48 horas depois do primeiro "directo" ... cá estou a relatar a "aventura". A
rede telemóvel só hoje voltou a ser suficiente para "transmitir" ...
transmitir o turbilhão de sentimentos de êxtase que são intransmissíveis,
infotografáveis, infilmáveis, mas que estão para todo o sempre guardados no
mais íntimo das minhas vivências, no mais profundo das minhas recordações.
"Nas montanhas encontro a simplicidade que o Homem nunca terá,
o amor incondicional tanto apregoado mas que ninguém conhece,
que dá e recebe e nunca mentirá…
Uma cabana que proporciona todo o conforto que jamais a luxúria
dará.
Serra!

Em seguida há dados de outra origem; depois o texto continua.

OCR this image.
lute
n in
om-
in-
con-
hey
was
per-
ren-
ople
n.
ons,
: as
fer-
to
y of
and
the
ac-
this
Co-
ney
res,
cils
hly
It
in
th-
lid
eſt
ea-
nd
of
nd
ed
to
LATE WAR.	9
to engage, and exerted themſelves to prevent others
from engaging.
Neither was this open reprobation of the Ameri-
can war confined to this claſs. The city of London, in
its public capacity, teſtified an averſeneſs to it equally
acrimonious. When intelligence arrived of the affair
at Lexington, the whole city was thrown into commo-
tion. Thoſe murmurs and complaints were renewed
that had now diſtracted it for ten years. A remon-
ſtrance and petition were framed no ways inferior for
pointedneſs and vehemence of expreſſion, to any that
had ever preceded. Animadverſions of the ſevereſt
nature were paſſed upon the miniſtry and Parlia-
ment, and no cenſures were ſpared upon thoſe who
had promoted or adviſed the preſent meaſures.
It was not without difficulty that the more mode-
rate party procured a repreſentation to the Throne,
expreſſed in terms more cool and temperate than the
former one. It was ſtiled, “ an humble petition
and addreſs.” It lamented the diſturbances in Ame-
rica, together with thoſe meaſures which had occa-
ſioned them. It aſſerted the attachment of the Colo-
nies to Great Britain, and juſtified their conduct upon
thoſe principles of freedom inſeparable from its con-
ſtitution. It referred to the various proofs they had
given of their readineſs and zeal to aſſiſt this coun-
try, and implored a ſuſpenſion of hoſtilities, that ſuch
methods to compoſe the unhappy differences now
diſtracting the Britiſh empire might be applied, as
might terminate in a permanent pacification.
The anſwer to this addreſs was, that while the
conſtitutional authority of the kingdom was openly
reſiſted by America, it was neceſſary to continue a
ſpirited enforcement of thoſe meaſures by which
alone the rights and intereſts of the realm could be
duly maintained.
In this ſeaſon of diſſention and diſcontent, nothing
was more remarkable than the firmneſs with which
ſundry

Tão simples e tão bela! ....
Paz de espírito, beleza rara, pura e simples, onde encontrar?
Serra! De fingimentos não precisa, nem de mostrar o que não tem,
pois ninguém olhará com ar de desdém!
E de mais não precisa, quem tudo isto na montanha sente, tem, e não
tem..."
Recuemos à minha primeira noite, no
trilho da cumeada: dois
polares e o saco cama permitiram uma noite suficientemente quente, até ao
despontar dos primeiros alvores de um novo dia. Quando me apercebo, pouco
passava das seis da manhã, confirmo todas as previsões meteorológicas: o
Xurés galego estende-se em frente da tenda; não há uma nuvem
no céu!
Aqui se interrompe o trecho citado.